Winter is here and the wide world grows smaller as I huddle into the safe sanctuary of my sweet home, my little nest. Here I live in a round ruby-colored haven, a jewel set in a meadow of green. Winter has not yet ensconced us in terminal grey, warmer days than usual and even sun have greeted us. The tall trees that stand around my home are reaching upward. As I sit, right outside my window, hemlock is waving her soft fringed branches in the breeze, sunlight pouring down on her.
The sun is setting at 4:30, and I am indoors so much more this time of year. There’s a sweetness to this, life feels very small and contained. Not in a rigid way, but in a way of gentleness, of tending hearth and home. Both on the physical plane, and on the inner plane, the realm of soul. This is a time of turning inward, looking into the dark places inside myself, making peace, and making space for new blossoming to come when the time is right.
I’m acutely aware of how busy my life is, how often I am pushing and striving, how I fill my time with social visits, work, even the garden which takes so much care. Seems I always have something I “must do.” I’m choosing to set that down for a while, choosing to get still, and small, and quiet. My perception of the demands of the world will always be there, there will always be something I must do, and I am the only one who can relieve myself of that burden. And I’m not saying that’s an easy thing! These patterns are so ingrained that creating pockets of stillness feels challenging, creates unease in my belly, and I even feel fear arise.
I look back over the years of my adulthood and I think I’ve missed many opportunities to take winter deeply in. This time of year gives us a chance to slow down, but we have to be willing to take that chance, to set things down, to choose to embrace the fertile darkness and the inner time. I know this, and I feel it to be so true, but I tend to get stuck filling long dark evenings with television or scrolling on the Internet. But there is an opportunity here to deepen into my own heart, to make beauty with my hands, and to have more time where I’m doing absolutely nothing. But I have to choose this. I have to be the one to put down the remote, or maybe even unplug the television for a while. To bridge the moments of uncomfortable stillness and trust this intuition that stillness and quiet are so necessary.
Just now there are two towhees on the ground outside my window, their tails held high, they bow and dip, digging in the earth for some delightful morsel to eat, they lift their heads and look about,. make contact with their companion and go about their work. How right they are in the world, how totally themselves. How would it feel to have freedom like that? Freedom to eat, fly, and nest, but most of all freedom from the tyranny of the mind that tells me I always have something I must do. How can I break that cycle, and find deep peace and ease in my bones? A recalibration in my nervous system towards stillness? A true setting down of the puritanical work ethic that seems to thrum inside of me all the time pushing me ever forward or chastising me if I refuse to be pushed…. Damned if I do, damned if I don’t.

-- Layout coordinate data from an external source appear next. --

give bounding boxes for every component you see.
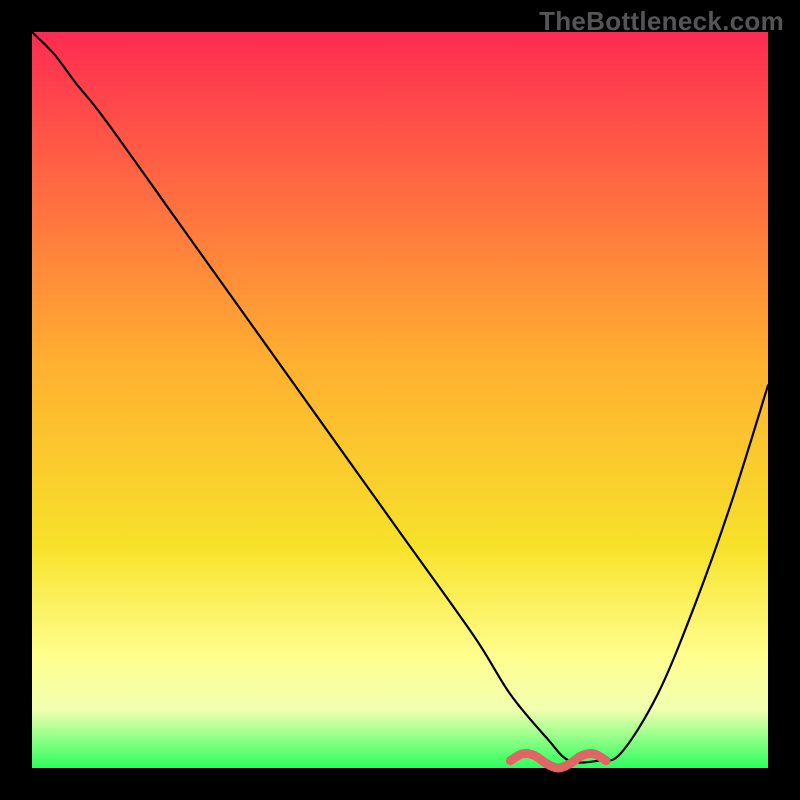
chart-frame: { "watermark": "TheBottleneck.com", "col… (0, 0, 800, 800)
chart-svg (0, 0, 800, 800)
plot-background (32, 32, 768, 768)
watermark-text: TheBottleneck.com (539, 6, 784, 37)
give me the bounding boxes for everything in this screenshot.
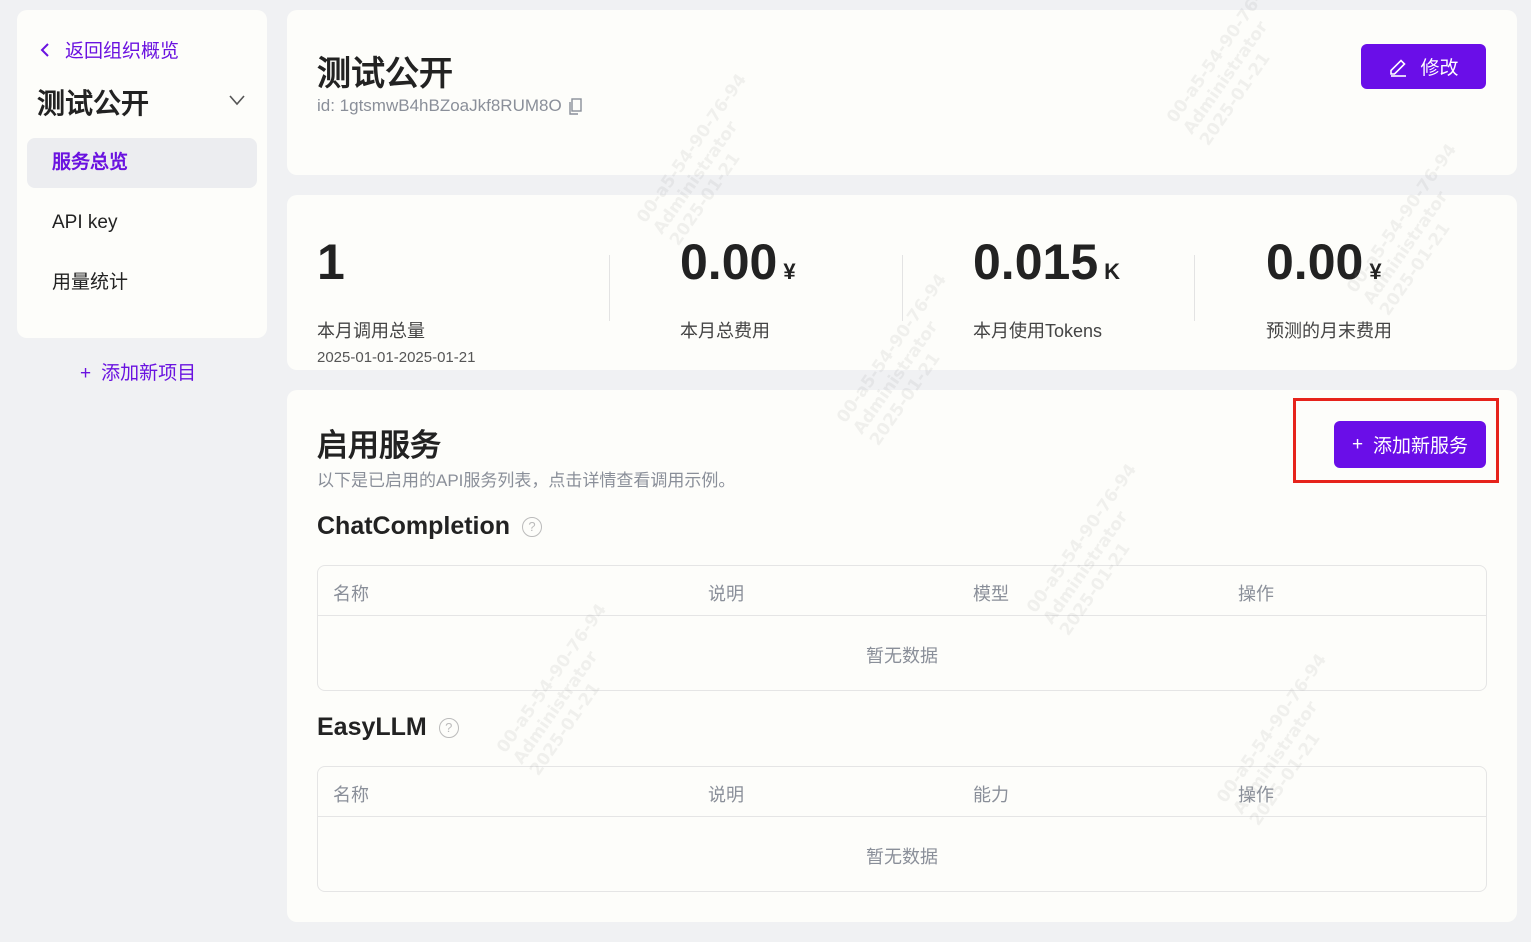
edit-button[interactable]: 修改 (1361, 44, 1486, 89)
sidebar-item-service-overview[interactable]: 服务总览 (27, 138, 257, 188)
table-header: 名称 说明 能力 操作 (318, 767, 1486, 817)
usage-stats-card: 1 本月调用总量 2025-01-01-2025-01-21 0.00 ¥ 本月总… (287, 195, 1517, 370)
stat-value: 0.015 K (973, 234, 1121, 290)
divider (1194, 255, 1195, 321)
divider (609, 255, 610, 321)
add-project-button[interactable]: + 添加新项目 (80, 358, 196, 385)
divider (902, 255, 903, 321)
chatcompletion-table: 名称 说明 模型 操作 暂无数据 (317, 565, 1487, 691)
project-selector[interactable]: 测试公开 (37, 82, 149, 122)
stat-value: 0.00 ¥ (1266, 234, 1382, 290)
column-header-name: 名称 (333, 785, 369, 805)
services-title: 启用服务 (317, 428, 441, 463)
stat-monthly-tokens: 0.015 K 本月使用Tokens (973, 231, 1120, 343)
add-service-label: 添加新服务 (1373, 436, 1469, 457)
enabled-services-card: 启用服务 以下是已启用的API服务列表，点击详情查看调用示例。 + 添加新服务 C… (287, 390, 1517, 922)
column-header-name: 名称 (333, 584, 369, 604)
stat-label: 本月总费用 (680, 321, 770, 341)
stat-value: 0.00 ¥ (680, 234, 796, 290)
section-easyllm: EasyLLM ? (317, 713, 459, 742)
help-icon[interactable]: ? (438, 717, 459, 738)
column-header-capability: 能力 (973, 785, 1009, 805)
page-title: 测试公开 (317, 55, 453, 93)
back-link-label: 返回组织概览 (65, 41, 180, 62)
stat-label: 预测的月末费用 (1266, 321, 1392, 341)
add-project-label: 添加新项目 (101, 363, 197, 384)
column-header-actions: 操作 (1238, 584, 1274, 604)
sidebar-item-api-key[interactable]: API key (27, 198, 257, 248)
stat-label: 本月调用总量 (317, 321, 425, 341)
section-title-text: ChatCompletion (317, 512, 511, 540)
table-header: 名称 说明 模型 操作 (318, 566, 1486, 616)
sidebar: 返回组织概览 测试公开 服务总览 API key 用量统计 (17, 10, 267, 338)
stat-projected-cost: 0.00 ¥ 预测的月末费用 (1266, 231, 1392, 343)
edit-button-label: 修改 (1420, 58, 1459, 79)
chevron-left-icon (40, 42, 49, 57)
column-header-actions: 操作 (1238, 785, 1274, 805)
project-id: id: 1gtsmwB4hBZoaJkf8RUM8O (317, 96, 583, 116)
plus-icon: + (1351, 433, 1364, 455)
pencil-icon (1390, 58, 1407, 77)
back-to-org-link[interactable]: 返回组织概览 (37, 36, 179, 63)
sidebar-item-usage-stats[interactable]: 用量统计 (27, 258, 257, 308)
plus-icon: + (80, 363, 92, 384)
stat-monthly-cost: 0.00 ¥ 本月总费用 (680, 231, 796, 343)
services-description: 以下是已启用的API服务列表，点击详情查看调用示例。 (317, 471, 736, 490)
help-icon[interactable]: ? (522, 516, 543, 537)
empty-state: 暂无数据 (866, 646, 938, 666)
copy-icon[interactable] (568, 97, 583, 115)
stat-monthly-calls: 1 本月调用总量 2025-01-01-2025-01-21 (317, 231, 475, 366)
project-header-card: 测试公开 id: 1gtsmwB4hBZoaJkf8RUM8O 修改 (287, 10, 1517, 175)
section-chatcompletion: ChatCompletion ? (317, 512, 543, 541)
section-title-text: EasyLLM (317, 713, 427, 741)
easyllm-table: 名称 说明 能力 操作 暂无数据 (317, 766, 1487, 892)
column-header-description: 说明 (708, 584, 744, 604)
empty-state: 暂无数据 (866, 847, 938, 867)
stat-label: 本月使用Tokens (973, 321, 1103, 341)
stat-value: 1 (317, 234, 345, 290)
column-header-model: 模型 (973, 584, 1009, 604)
column-header-description: 说明 (708, 785, 744, 805)
add-service-button[interactable]: + 添加新服务 (1334, 421, 1486, 468)
project-id-text: id: 1gtsmwB4hBZoaJkf8RUM8O (317, 96, 562, 115)
stat-date-range: 2025-01-01-2025-01-21 (317, 349, 476, 366)
chevron-down-icon[interactable] (227, 90, 247, 110)
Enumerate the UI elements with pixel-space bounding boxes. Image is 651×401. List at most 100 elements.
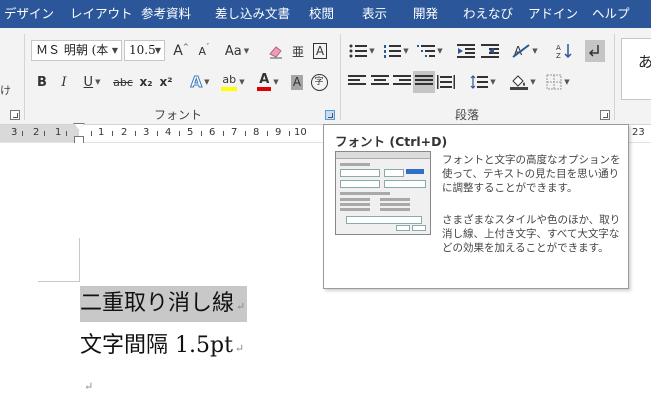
superscript-button[interactable]: x² <box>157 71 175 93</box>
decrease-indent-button[interactable] <box>455 40 477 62</box>
tab-review[interactable]: 校閲 <box>309 0 334 28</box>
bullets-button[interactable]: ▼ <box>347 40 377 62</box>
font-size-value: 10.5 <box>129 43 156 57</box>
distributed-button[interactable] <box>436 71 456 93</box>
thumbnail-row <box>340 208 370 211</box>
numbering-button[interactable]: ▼ <box>381 40 411 62</box>
chevron-down-icon: ▼ <box>239 78 245 86</box>
thumbnail-row <box>340 163 370 166</box>
tab-developer[interactable]: 開発 <box>413 0 438 28</box>
justify-button[interactable] <box>413 71 435 93</box>
ruler-number: 9 <box>275 127 282 138</box>
paragraph-mark-icon: ↵ <box>84 380 94 393</box>
asian-layout-button[interactable]: A ▼ <box>510 40 540 62</box>
sort-button[interactable]: A Z <box>553 40 575 62</box>
thumbnail-row <box>380 198 410 201</box>
ruler-number: 2 <box>121 127 128 138</box>
shading-button[interactable]: ▼ <box>508 71 538 93</box>
line-spacing-button[interactable]: ▼ <box>468 71 498 93</box>
underline-button[interactable]: U ▼ <box>78 71 106 93</box>
group-separator <box>614 34 615 120</box>
clipboard-launcher-icon[interactable] <box>10 110 20 120</box>
ruler-tick <box>135 131 136 136</box>
caret-up-icon: ^ <box>182 43 189 51</box>
tab-view[interactable]: 表示 <box>362 0 387 28</box>
ruler-number: 23 <box>632 127 645 138</box>
phonetic-guide-button[interactable]: 亜 <box>288 40 308 62</box>
chevron-down-icon: ▼ <box>204 78 210 86</box>
document-text[interactable]: 文字間隔 1.5pt <box>80 333 233 358</box>
chevron-down-icon: ▼ <box>564 78 570 86</box>
font-size-combo[interactable]: 10.5 ▼ <box>124 40 165 61</box>
font-name-combo[interactable]: ＭＳ 明朝 (本 ▼ <box>31 40 122 61</box>
ruler-tick <box>91 131 92 136</box>
caret-down-icon: ˇ <box>206 43 210 51</box>
thumbnail-selection <box>406 169 424 174</box>
ruler-number: 1 <box>98 127 105 138</box>
ruler-number: 3 <box>11 127 18 138</box>
highlighter-icon: ab <box>221 74 238 91</box>
chevron-down-icon: ▼ <box>154 46 161 55</box>
bold-icon: B <box>37 74 47 90</box>
tab-waenavi[interactable]: わえなび <box>463 0 513 28</box>
strikethrough-icon: abc <box>113 75 133 89</box>
font-color-button[interactable]: A ▼ <box>254 71 282 93</box>
chevron-down-icon: ▼ <box>111 46 118 55</box>
ruler-number: 7 <box>231 127 238 138</box>
ruler-tick <box>289 131 290 136</box>
bold-button[interactable]: B <box>33 71 51 93</box>
chevron-down-icon: ▼ <box>243 47 250 55</box>
align-right-icon <box>393 75 411 89</box>
document-text[interactable]: 二重取り消し線 <box>80 291 234 316</box>
tab-references[interactable]: 参考資料 <box>141 0 191 28</box>
align-right-button[interactable] <box>392 71 412 93</box>
multilevel-list-button[interactable]: ▼ <box>415 40 445 62</box>
tab-addins[interactable]: アドイン <box>528 0 578 28</box>
increase-indent-button[interactable] <box>479 40 501 62</box>
subscript-button[interactable]: x₂ <box>137 71 155 93</box>
distributed-align-icon <box>437 75 455 89</box>
align-left-button[interactable] <box>347 71 367 93</box>
shrink-font-button[interactable]: Aˇ <box>195 40 213 62</box>
ruler-number: 10 <box>294 127 307 138</box>
change-case-button[interactable]: Aa ▼ <box>222 40 252 62</box>
show-formatting-marks-button[interactable] <box>585 40 605 62</box>
crop-mark <box>38 281 80 282</box>
character-border-button[interactable]: A <box>311 40 329 62</box>
eraser-icon <box>269 46 282 59</box>
character-shading-button[interactable]: A <box>289 71 305 93</box>
empty-paragraph[interactable]: ↵ <box>84 380 93 393</box>
document-line-selected[interactable]: 二重取り消し線 ↵ <box>80 286 248 322</box>
align-center-button[interactable] <box>370 71 390 93</box>
paragraph-group-label: 段落 <box>455 108 480 122</box>
increase-indent-icon <box>481 44 499 58</box>
enclose-characters-button[interactable]: 字 <box>309 71 329 93</box>
text-effects-button[interactable]: A ▼ <box>186 71 214 93</box>
ruler-tick <box>112 131 113 136</box>
group-separator <box>24 34 25 120</box>
chevron-down-icon: ▼ <box>273 78 279 86</box>
strikethrough-button[interactable]: abc <box>111 71 135 93</box>
tab-help[interactable]: ヘルプ <box>592 0 630 28</box>
tab-mailings[interactable]: 差し込み文書 <box>215 0 290 28</box>
thumbnail-preview <box>346 216 422 224</box>
grow-font-button[interactable]: A ^ <box>171 40 191 62</box>
font-dialog-launcher-icon[interactable] <box>325 110 335 120</box>
align-center-icon <box>371 75 389 89</box>
paragraph-mark-icon: ↵ <box>236 300 246 313</box>
paragraph-dialog-launcher-icon[interactable] <box>600 110 610 120</box>
tab-design[interactable]: デザイン <box>4 0 54 28</box>
style-gallery-preview[interactable]: あ <box>621 38 651 100</box>
tab-layout[interactable]: レイアウト <box>70 0 133 28</box>
italic-button[interactable]: I <box>55 71 73 93</box>
highlight-color-button[interactable]: ab ▼ <box>218 71 248 93</box>
phonetic-guide-icon: 亜 <box>291 44 304 59</box>
borders-button[interactable]: ▼ <box>543 71 573 93</box>
font-dialog-tooltip: フォント (Ctrl+D) フォントと文字の高度なオプションを使って、テキストの… <box>323 124 629 289</box>
clear-formatting-button[interactable] <box>266 40 286 62</box>
superscript-icon: x² <box>159 75 173 89</box>
paragraph-mark-icon: ↵ <box>234 342 245 355</box>
tooltip-title: フォント (Ctrl+D) <box>335 134 448 149</box>
chevron-down-icon: ▼ <box>403 47 409 55</box>
document-line[interactable]: 文字間隔 1.5pt ↵ <box>80 331 244 364</box>
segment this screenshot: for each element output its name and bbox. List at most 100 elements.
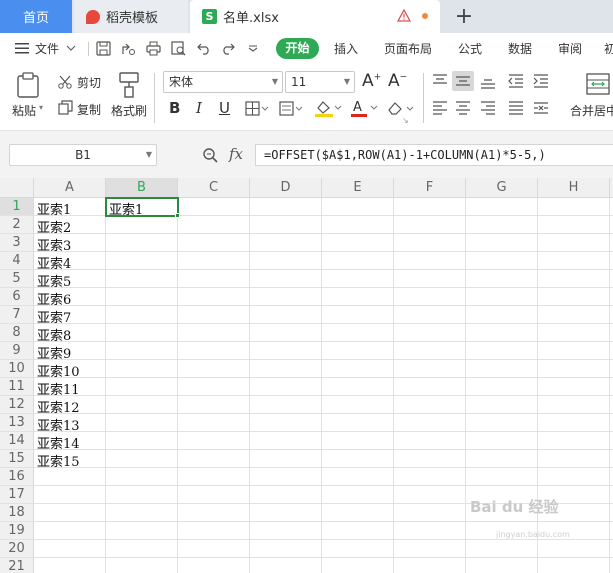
cell-a1[interactable]: 亚索1 <box>34 199 71 218</box>
column-header-b[interactable]: B <box>106 178 178 198</box>
formula-input[interactable]: =OFFSET($A$1,ROW(A1)-1+COLUMN(A1)*5-5,) <box>255 144 613 166</box>
row-header[interactable]: 7 <box>0 306 34 324</box>
copy-label[interactable]: 复制 <box>77 101 101 118</box>
customize-chevron-icon[interactable] <box>248 45 258 52</box>
column-header-c[interactable]: C <box>178 178 250 198</box>
column-header-f[interactable]: F <box>394 178 466 198</box>
column-header-a[interactable]: A <box>34 178 106 198</box>
justify-button[interactable] <box>505 98 527 118</box>
tab-home[interactable]: 首页 <box>0 0 72 33</box>
menu-data[interactable]: 数据 <box>508 40 532 57</box>
cell-a10[interactable]: 亚索10 <box>34 361 80 380</box>
row-header[interactable]: 18 <box>0 504 34 522</box>
column-header-g[interactable]: G <box>466 178 538 198</box>
name-box[interactable]: B1 ▼ <box>9 144 157 166</box>
cell-a8[interactable]: 亚索8 <box>34 325 71 344</box>
cell-a12[interactable]: 亚索12 <box>34 397 80 416</box>
menu-file[interactable]: 文件 <box>35 40 59 57</box>
menu-view[interactable]: 初 <box>604 40 613 57</box>
row-header[interactable]: 11 <box>0 378 34 396</box>
italic-button[interactable]: I <box>196 99 202 117</box>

As usual, I don’t have any solid answers, just more questions and more questions. Yet I do have a sense, a glimmering of possibility, a knowing that it could be another way. And I’m going to choose that, even if it’s unformed and not quite tangible yet. Even if it makes me uncomfortable as hell. Even if I forget, and fall off course, and beat myself up for it. I’m still going to try, I’m going to follow the thread of longing, for still and quiet dark winter nights.
The Christmas tree lights sparkle, I sit and look at this beautiful altar to the Christmas spirit and to light returning. I sip my tea and feel grateful for the safety of my home. The containment of my small world that feels so gentle. My tea is hot and creamy, spicy Chai with just a touch of sweetness. My body is cozy, wrapped in layers and warm slippers. Mac the cat sleeps on the cushion of the chair beside me, pouring out a sense of radiant contentment at the comfort of his body, nestled just so in the softness of the cushion.
It’s all so beautiful, this small and quiet life of mine. So far from the hustle and bustle, the fray of the years of active parenting. Now I only have myself to get ready for the day, and the evenings are luxuriously long. A fact both startling in its beauty, and arresting in fear. What do I do with my wild and precious life when I I’m the one who must make it what I long for it to be? Sovereignty, so beautiful and so terrifying.
For this day, for this season I am going to choose to let myself not know. I am going to choose to be in the liminal space between things. I am not young and I am not old. I am not rich and I am not poor. I am not certain and I am not lost. I am, slowly, so slowly, arriving. Arriving into what? I couldn’t tell you… But something is unfolding inside of me that is mysterious and magnificent. This life that I am weaving, I can’t quite see the warp and the weft forming together into tapestry yet, yet I sense and know that tapestry it will become if I stay the course. Maybe that’s what this winter is about. Maybe this is a winter of weaving, of pattern making, of allowing the colors of the thread to choose me rather than me choosing them. I trust the pattern. I trust the slow growing of cloth. I trust myself. And I trust the darkness.